Review of the week: 12 – 18 October 2015
Boxing came to Cuba under American influence. Although it would later convert to communism, the United States helped it to become independent from Spain in 1902, and Havana staged world title fights. Its first professional world champion was Eligio Sardinas, or Kid Chocolate, in 1931, long before Fidel Castro puffed on his first cigar.
But now the student has surpassed the teacher. In Doha, at the World Amateur Boxing Championships, Cuba maintained its decades long period of dominance by winning four golds, while the US finished with no medals of any colour, for the second time in a row.
And new nations are emerging as well. From Central Asia, Uzbekistan and Kazakhstan won multiple medals but no golds this year, Morocco won its second world title, and Ireland won its first, for Michael Conlan. Ireland has fared well at recent Olympics too, in a regime started by a Cuban coach. The former student has now become a teacher.
In cycling, Great Britain has also overtaken more traditional powers in the last twenty years. The women’s pursuit team which won at London 2012 (above) continues to beat all comers, from Europe at least, although world champions Australia will be tougher.

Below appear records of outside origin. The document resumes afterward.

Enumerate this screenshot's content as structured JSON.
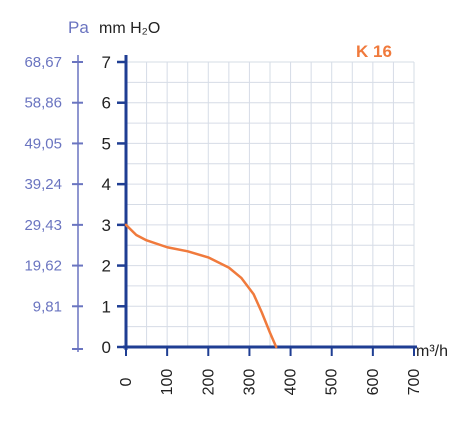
{
  "chart_data": {
    "type": "line",
    "title": "K 16",
    "xlabel": "m³/h",
    "ylabel": "mm H₂O",
    "ylabel_secondary": "Pa",
    "xlim": [
      0,
      700
    ],
    "ylim": [
      0,
      7
    ],
    "x_ticks": [
      "0",
      "100",
      "200",
      "300",
      "400",
      "500",
      "600",
      "700"
    ],
    "y_ticks": [
      "0",
      "1",
      "2",
      "3",
      "4",
      "5",
      "6",
      "7"
    ],
    "y2_ticks": [
      "9,81",
      "19,62",
      "29,43",
      "39,24",
      "49,05",
      "58,86",
      "68,67"
    ],
    "grid": true,
    "series": [
      {
        "name": "K 16",
        "color": "#f07a3c",
        "x": [
          0,
          25,
          50,
          100,
          150,
          200,
          250,
          280,
          310,
          330,
          350,
          365
        ],
        "y": [
          3.0,
          2.75,
          2.62,
          2.45,
          2.35,
          2.2,
          1.95,
          1.7,
          1.3,
          0.85,
          0.35,
          0.0
        ]
      }
    ]
  }
}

At those same European Championships, two members of the team won two more gold medals each, Laura Trott in the scratch race and the omnium, and Katie Archibald in the individual pursuit and the elimination race. But in the sprints, the British seem to have been usurped by the Dutch, who surprisingly won the individual events for both sexes.
France, the old guard of cycling, had appeared to be making a comeback. But its six time world champion, Francois Pervis, was disappointing, taking home a single silver medal.

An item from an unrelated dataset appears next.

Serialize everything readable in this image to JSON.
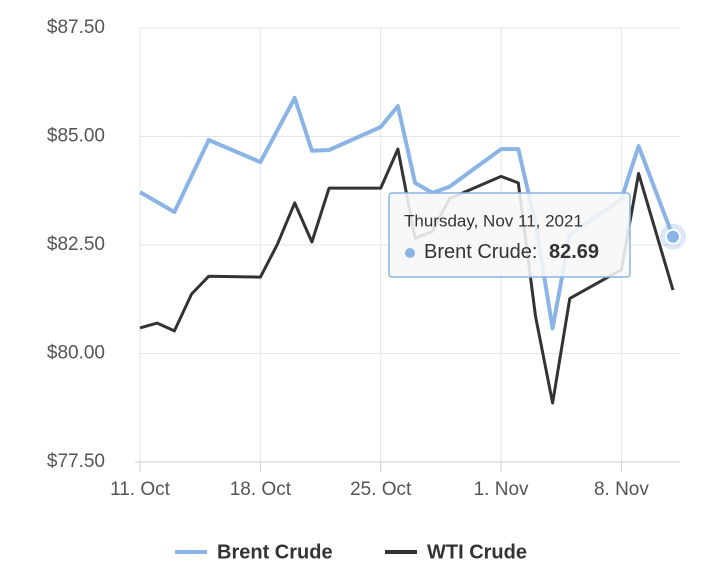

In volleyball, the roles were reversed. The French team (above), without much history of success, became European champions, while Italy and Poland were shocked by Slovenia.
But neither France nor defeated finalist Slovenia is guaranteed to travel to Rio because the European Championship is not used as a qualifying event. There is a long way to go.

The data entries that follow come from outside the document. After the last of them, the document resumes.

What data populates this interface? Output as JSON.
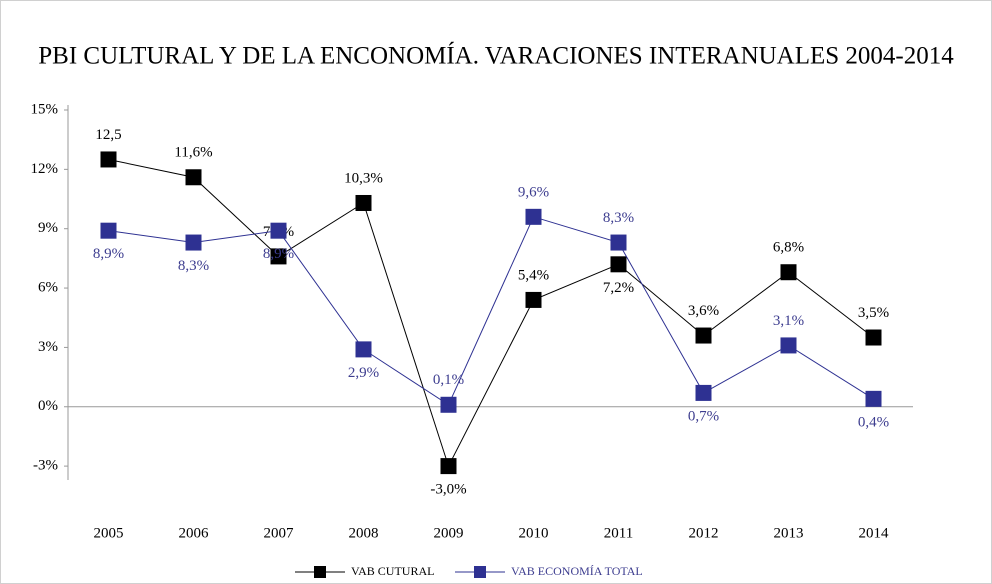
{
  "chart_data": {
    "type": "line",
    "title": "PBI CULTURAL Y DE LA ENCONOMÍA. VARACIONES INTERANUALES 2004-2014",
    "categories": [
      "2005",
      "2006",
      "2007",
      "2008",
      "2009",
      "2010",
      "2011",
      "2012",
      "2013",
      "2014"
    ],
    "series": [
      {
        "name": "VAB CUTURAL",
        "color": "#000000",
        "values": [
          12.5,
          11.6,
          7.6,
          10.3,
          -3.0,
          5.4,
          7.2,
          3.6,
          6.8,
          3.5
        ],
        "value_labels": [
          "12,5",
          "11,6%",
          "7,6%",
          "10,3%",
          "-3,0%",
          "5,4%",
          "7,2%",
          "3,6%",
          "6,8%",
          "3,5%"
        ]
      },
      {
        "name": "VAB ECONOMÍA TOTAL",
        "color": "#2e3192",
        "values": [
          8.9,
          8.3,
          8.9,
          2.9,
          0.1,
          9.6,
          8.3,
          0.7,
          3.1,
          0.4
        ],
        "value_labels": [
          "8,9%",
          "8,3%",
          "8,9%",
          "2,9%",
          "0,1%",
          "9,6%",
          "8,3%",
          "0,7%",
          "3,1%",
          "0,4%"
        ]
      }
    ],
    "ylim": [
      -3.5,
      15
    ],
    "yticks": [
      {
        "value": 15,
        "label": "15%"
      },
      {
        "value": 12,
        "label": "12%"
      },
      {
        "value": 9,
        "label": "9%"
      },
      {
        "value": 6,
        "label": "6%"
      },
      {
        "value": 3,
        "label": "3%"
      },
      {
        "value": 0,
        "label": "0%"
      },
      {
        "value": -3,
        "label": "-3%"
      }
    ],
    "grid": false
  }
}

The old guard did have some victories this week. At the World Championships of 470 class sailing, Matthew Belcher of Australia won a sixth gold in a row. And the Olympian, Natalia Partyka of Poland, secured European singles and team titles in para table tennis.
But the last word belongs to Zimbabwe’s women’s football team. In an earlier round of the Olympic qualifying tournament, it could not afford to travel to the Ivory Coast and conceded the match 3-0. But the Ivory Coast withdrew and it went on to play Cameroon which it beat to qualify. French cyclists and US boxers surely know how Cameroon feels.